Match the process to the problem #
An Incident Management process which works for other organisations may not be a good fit for yours.
If the terminology does not suit your team’s culture, it’s ok to change the terms. For example, Google uses the term Incident Commander (IC) but other roles in the response (like Comms Lead or Ops Lead) use less martial terminology. I prefer the term Incident Lead myself, as it is consistent with the other roles and less intimidating. But you may want to keep Incident Commander to reinforce the idea that the IC is the one making decisions and other responders need to respect that part of the role.
Maybe your team is stuck in fire-fighting mode, with more incidents than you can sustainably handle. In which case, you may want to streamline the post-incident learning process and do a weekly review rather than a deep-dive on every incident. Consider changing the post-incident doc template to something with a few checkboxes and optional notes so that you can still learn something from every incident.

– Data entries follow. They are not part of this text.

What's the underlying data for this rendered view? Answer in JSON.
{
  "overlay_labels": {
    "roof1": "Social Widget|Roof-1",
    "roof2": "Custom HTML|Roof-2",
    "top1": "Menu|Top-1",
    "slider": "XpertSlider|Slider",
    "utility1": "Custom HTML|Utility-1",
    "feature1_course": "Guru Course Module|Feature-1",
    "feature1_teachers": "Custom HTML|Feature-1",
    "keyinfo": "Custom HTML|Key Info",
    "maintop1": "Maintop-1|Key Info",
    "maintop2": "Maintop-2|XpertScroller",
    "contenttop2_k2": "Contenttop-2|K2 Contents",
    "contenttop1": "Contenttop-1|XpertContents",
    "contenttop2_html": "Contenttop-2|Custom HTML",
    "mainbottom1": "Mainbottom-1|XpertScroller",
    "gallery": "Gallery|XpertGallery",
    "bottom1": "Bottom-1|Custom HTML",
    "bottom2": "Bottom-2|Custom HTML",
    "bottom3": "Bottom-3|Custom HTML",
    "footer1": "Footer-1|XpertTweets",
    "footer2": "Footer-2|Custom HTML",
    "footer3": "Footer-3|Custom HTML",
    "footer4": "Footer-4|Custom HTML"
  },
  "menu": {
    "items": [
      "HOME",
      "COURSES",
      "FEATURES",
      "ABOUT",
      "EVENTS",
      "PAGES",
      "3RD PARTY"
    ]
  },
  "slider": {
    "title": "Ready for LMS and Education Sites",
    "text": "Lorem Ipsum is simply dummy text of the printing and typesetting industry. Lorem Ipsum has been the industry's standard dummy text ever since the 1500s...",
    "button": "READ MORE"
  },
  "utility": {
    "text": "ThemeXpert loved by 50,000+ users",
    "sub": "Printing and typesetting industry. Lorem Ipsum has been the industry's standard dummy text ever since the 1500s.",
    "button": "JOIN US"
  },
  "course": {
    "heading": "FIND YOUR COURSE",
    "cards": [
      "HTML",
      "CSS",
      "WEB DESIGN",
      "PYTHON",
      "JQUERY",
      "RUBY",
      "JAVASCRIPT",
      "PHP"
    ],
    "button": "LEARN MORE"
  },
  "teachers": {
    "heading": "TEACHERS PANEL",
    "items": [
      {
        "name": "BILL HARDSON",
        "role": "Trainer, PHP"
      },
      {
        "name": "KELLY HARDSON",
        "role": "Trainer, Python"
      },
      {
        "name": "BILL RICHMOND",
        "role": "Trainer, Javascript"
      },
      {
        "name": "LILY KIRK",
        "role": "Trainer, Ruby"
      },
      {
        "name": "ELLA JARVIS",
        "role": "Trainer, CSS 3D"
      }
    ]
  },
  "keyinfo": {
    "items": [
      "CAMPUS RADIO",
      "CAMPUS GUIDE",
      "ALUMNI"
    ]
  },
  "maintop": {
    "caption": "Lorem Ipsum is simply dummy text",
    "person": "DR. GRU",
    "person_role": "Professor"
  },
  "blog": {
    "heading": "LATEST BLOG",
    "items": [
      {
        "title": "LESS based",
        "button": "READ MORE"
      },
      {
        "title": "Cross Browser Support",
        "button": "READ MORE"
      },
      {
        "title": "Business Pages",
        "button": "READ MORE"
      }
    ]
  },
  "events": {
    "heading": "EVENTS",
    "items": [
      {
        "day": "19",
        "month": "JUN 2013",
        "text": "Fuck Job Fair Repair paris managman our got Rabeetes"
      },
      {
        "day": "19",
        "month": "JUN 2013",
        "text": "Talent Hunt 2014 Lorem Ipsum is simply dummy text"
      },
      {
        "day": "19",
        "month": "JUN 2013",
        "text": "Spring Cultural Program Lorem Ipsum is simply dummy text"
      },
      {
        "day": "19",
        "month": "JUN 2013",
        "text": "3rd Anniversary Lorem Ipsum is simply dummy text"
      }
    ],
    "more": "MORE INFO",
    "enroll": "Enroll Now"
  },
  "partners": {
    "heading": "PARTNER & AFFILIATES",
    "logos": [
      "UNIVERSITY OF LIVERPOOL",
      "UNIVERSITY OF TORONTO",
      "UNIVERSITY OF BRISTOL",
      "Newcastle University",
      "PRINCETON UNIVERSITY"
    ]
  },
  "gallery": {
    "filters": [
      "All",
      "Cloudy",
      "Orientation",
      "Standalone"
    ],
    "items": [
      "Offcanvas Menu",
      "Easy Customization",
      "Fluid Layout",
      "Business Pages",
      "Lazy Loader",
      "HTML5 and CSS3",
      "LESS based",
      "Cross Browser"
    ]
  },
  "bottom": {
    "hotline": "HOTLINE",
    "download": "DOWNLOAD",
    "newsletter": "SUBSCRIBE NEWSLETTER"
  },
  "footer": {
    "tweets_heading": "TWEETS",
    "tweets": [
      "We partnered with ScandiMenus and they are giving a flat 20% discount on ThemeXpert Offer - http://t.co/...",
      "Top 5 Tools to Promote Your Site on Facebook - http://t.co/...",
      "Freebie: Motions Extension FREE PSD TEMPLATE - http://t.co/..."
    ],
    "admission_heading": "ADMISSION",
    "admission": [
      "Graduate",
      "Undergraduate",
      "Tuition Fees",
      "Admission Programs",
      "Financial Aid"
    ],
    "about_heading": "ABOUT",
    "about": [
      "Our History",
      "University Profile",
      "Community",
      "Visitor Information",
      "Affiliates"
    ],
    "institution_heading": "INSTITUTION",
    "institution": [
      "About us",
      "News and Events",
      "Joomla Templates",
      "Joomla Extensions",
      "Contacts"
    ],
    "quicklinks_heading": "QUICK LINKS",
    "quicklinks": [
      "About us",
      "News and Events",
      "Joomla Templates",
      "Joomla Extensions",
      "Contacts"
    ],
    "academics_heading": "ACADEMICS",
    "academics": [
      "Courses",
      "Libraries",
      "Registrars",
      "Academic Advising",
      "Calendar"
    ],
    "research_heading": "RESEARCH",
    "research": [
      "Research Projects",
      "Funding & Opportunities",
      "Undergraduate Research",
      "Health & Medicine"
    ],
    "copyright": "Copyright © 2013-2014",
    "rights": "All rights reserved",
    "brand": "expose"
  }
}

Focus on the goal of Incident Management #
The goal is not just to resolve this incident quickly, but to have fewer and smaller incidents over time. And that we get better at detecting, resolving, and (ultimately) avoiding similar incidents completely.
Once this makes sense, it becomes natural to share information at every stage, and take the time to learn from every incident, and make those lessons count in terms of meaningful changes to systems and processes over time.
When there is an Incident Management process that makes sense, evolves over time, shows concrete results, is easy to follow, and has the full backing of senior leadership, you will see fewer and fewer examples of the antipatterns listed here.